Florence-2: Open Source Vision Foundation Model by Microsoft
Florence-2 is a lightweight vision-language model open-sourced by Microsoft under the MIT license. The model demonstrates strong zero-shot and fine-tuning capabilities across tasks such as captioning, object detection, grounding, and segmentation.
Despite its small size, it achieves results on par with models many times larger, like Kosmos-2. The model's strength lies not in a complex architecture but in the large-scale FLD-5B dataset, consisting of 126 million images and 5.4 billion comprehensive visual annotations.
You can try out the model via HF Space or Google Colab.
In addition, we have made an interactive playground that you can use to test Florence-2. In the below widget, upload an image, then run the playground.
The playground will aim to identify bounding boxes for every object in the image using Florence-2's open ended object detection task type.
It may take several seconds to see the result for your image.
Unified Representation
Vision tasks are diverse and vary in terms of spatial hierarchy and semantic granularity. Instance segmentation provides detailed information about object locations within an image but lacks semantic information. On the other hand, image captioning allows for a deeper understanding of the relationships between objects, but without reference to their actual locations.
The authors of Florence-2 decided that instead of training a series of separate models capable of executing individual tasks, they would unify their representation and train a single model capable of executing over 10 tasks. However, this requires a new dataset.
Building Comprehensive Dataset
Unfortunately, there are currently no large, unified datasets available. Existing large-scale datasets cover limited tasks for single images. SA-1B, the dataset used to train Segment Anything (SAM), only contains masks. COCO, while supporting a wider range of tasks, is relatively small.
Manual labeling is expensive, so to build a unified dataset, the authors decided to automate the process using existing specialized models. This led to the creation of FLD-5B, a dataset containing 126 million images and 5 billion annotations, including boxes, masks, and a variety of captions at different levels of granularity. Notably, the dataset doesn't contain any new images; all images originally belong to other computer vision datasets.

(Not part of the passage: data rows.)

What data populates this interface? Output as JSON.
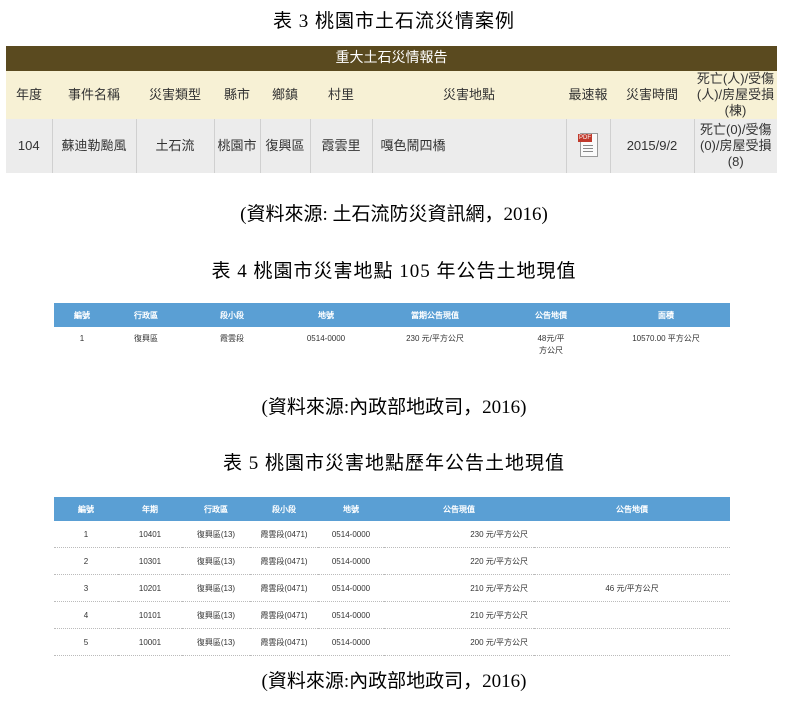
{
  "table3": {
    "caption": "表 3 桃園市土石流災情案例",
    "banner": "重大土石災情報告",
    "headers": [
      "年度",
      "事件名稱",
      "災害類型",
      "縣市",
      "鄉鎮",
      "村里",
      "災害地點",
      "最速報",
      "災害時間",
      "死亡(人)/受傷(人)/房屋受損(棟)"
    ],
    "row": {
      "year": "104",
      "event": "蘇迪勒颱風",
      "type": "土石流",
      "city": "桃園市",
      "town": "復興區",
      "village": "霞雲里",
      "location": "嘎色鬧四橋",
      "report_icon": "pdf-icon",
      "time": "2015/9/2",
      "casualties": "死亡(0)/受傷(0)/房屋受損(8)"
    },
    "source": "(資料來源: 土石流防災資訊網，2016)"
  },
  "table4": {
    "caption": "表 4 桃園市災害地點 105 年公告土地現值",
    "headers": [
      "編號",
      "行政區",
      "段小段",
      "地號",
      "當期公告現值",
      "公告地價",
      "面積"
    ],
    "row": {
      "no": "1",
      "district": "復興區",
      "section": "霞雲段",
      "lot": "0514-0000",
      "current_value": "230 元/平方公尺",
      "land_price": "48元/平方公尺",
      "area": "10570.00 平方公尺"
    },
    "source": "(資料來源:內政部地政司，2016)"
  },
  "table5": {
    "caption": "表 5 桃園市災害地點歷年公告土地現值",
    "headers": [
      "編號",
      "年期",
      "行政區",
      "段小段",
      "地號",
      "公告現值",
      "公告地價"
    ],
    "rows": [
      {
        "no": "1",
        "period": "10401",
        "district": "復興區(13)",
        "section": "霞雲段(0471)",
        "lot": "0514-0000",
        "value": "230 元/平方公尺",
        "price": ""
      },
      {
        "no": "2",
        "period": "10301",
        "district": "復興區(13)",
        "section": "霞雲段(0471)",
        "lot": "0514-0000",
        "value": "220 元/平方公尺",
        "price": ""
      },
      {
        "no": "3",
        "period": "10201",
        "district": "復興區(13)",
        "section": "霞雲段(0471)",
        "lot": "0514-0000",
        "value": "210 元/平方公尺",
        "price": "46 元/平方公尺"
      },
      {
        "no": "4",
        "period": "10101",
        "district": "復興區(13)",
        "section": "霞雲段(0471)",
        "lot": "0514-0000",
        "value": "210 元/平方公尺",
        "price": ""
      },
      {
        "no": "5",
        "period": "10001",
        "district": "復興區(13)",
        "section": "霞雲段(0471)",
        "lot": "0514-0000",
        "value": "200 元/平方公尺",
        "price": ""
      }
    ],
    "source": "(資料來源:內政部地政司，2016)"
  }
}
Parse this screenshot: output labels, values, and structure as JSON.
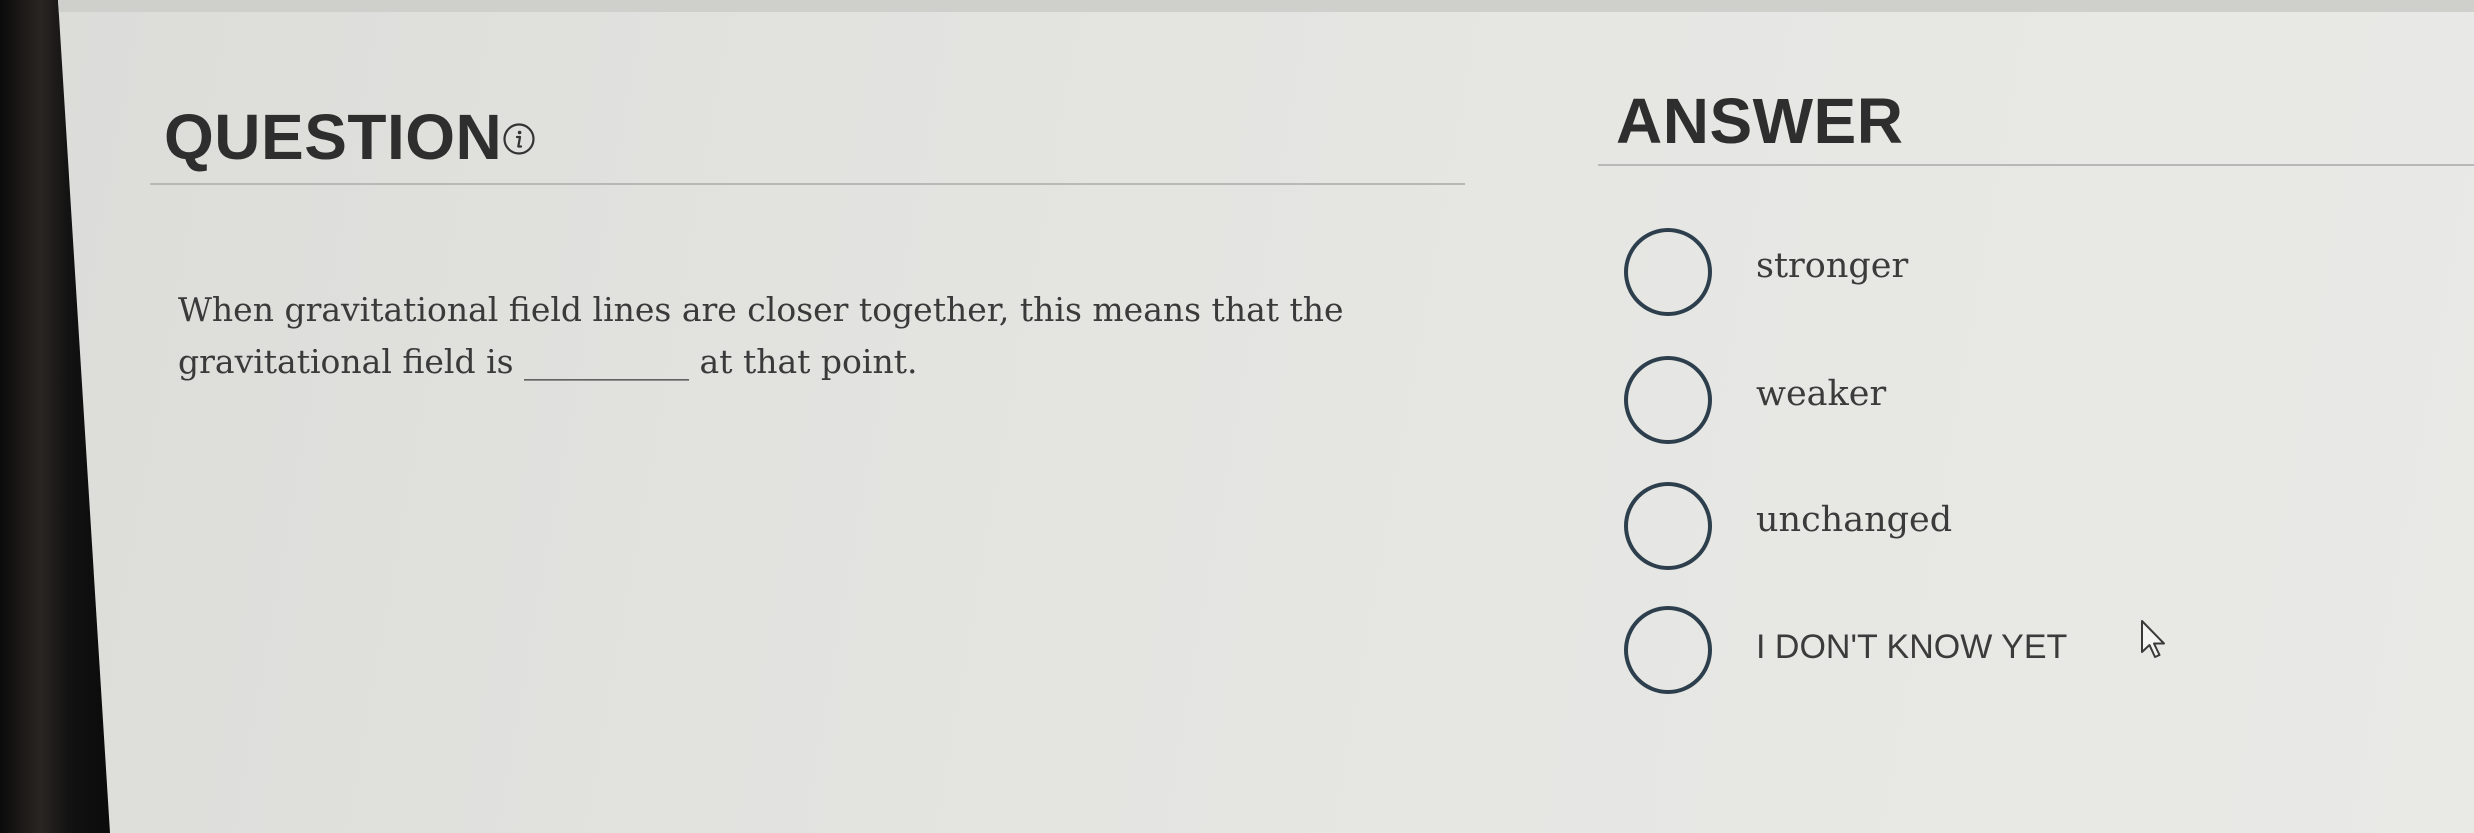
{
  "question": {
    "heading": "QUESTION",
    "info_icon": "info-circle-icon",
    "text": "When gravitational field lines are closer together, this means that the gravitational field is __________ at that point."
  },
  "answer": {
    "heading": "ANSWER",
    "options": [
      {
        "label": "stronger",
        "selected": false
      },
      {
        "label": "weaker",
        "selected": false
      },
      {
        "label": "unchanged",
        "selected": false
      },
      {
        "label": "I DON'T KNOW YET",
        "selected": false
      }
    ]
  },
  "colors": {
    "radio_border": "#2d3e4c",
    "text": "#3a3a3a",
    "heading": "#2e2e2e",
    "background": "#e4e4e1"
  },
  "cursor_icon": "mouse-pointer-icon"
}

FLD-5B is not yet publicly available, but the authors announced its upcoming release during CVPR 2024.
Model Architecture
The model takes images and task prompts as input, generating the desired results in text format. It uses a DaViT vision encoder to convert images into visual token embeddings. These are then concatenated with BERT-generated text embeddings and processed by a transformer-based multi-modal encoder-decoder to generate the response.
For region-specific tasks, location tokens representing quantized coordinates are added to the tokenizer's vocabulary.
- Box Representation (x0, y0, x1, y1): Location tokens correspond to the box coordinates, specifically the top-left and bottom-right corners.
- Polygon Representation (x0, y0, ..., xn, yn): Location tokens represent the polygon's vertices in clockwise order.
Capabilities
Florence-2 is smaller and more accurate than its predecessors. The Florence-2 series consists of two models: Florence-2-base and Florence-2-large, with 0.23 billion and 0.77 billion parameters, respectively. This size allows for deployment on even mobile devices.
Despite its small size, Florence-2 achieves better zero-shot results than Kosmos-2 across all benchmarks, even though Kosmos-2 has 1.6 billion parameters.
Florence-2 on CPU and GPU
While Florence-2 can technically run on CPU, we recommend running Florence-2 on a GPU. If you run Florence-2 on a CPU device, expect inferences to take several seconds. In contrast, if you run Florence-2 on an NVIDIA T4, you can expect inferences to take ~1 second per image.
Conclusions
Florence-2 represents a significant advancement in vision-language models by combining lightweight architecture with robust capabilities, making it highly accessible and versatile. Its unified representation approach, supported by the extensive FLD-5B dataset, enables it to excel in multiple vision tasks without the need for separate models. This efficiency makes Florence-2 a strong contender for real-world applications, particularly on devices with limited resources.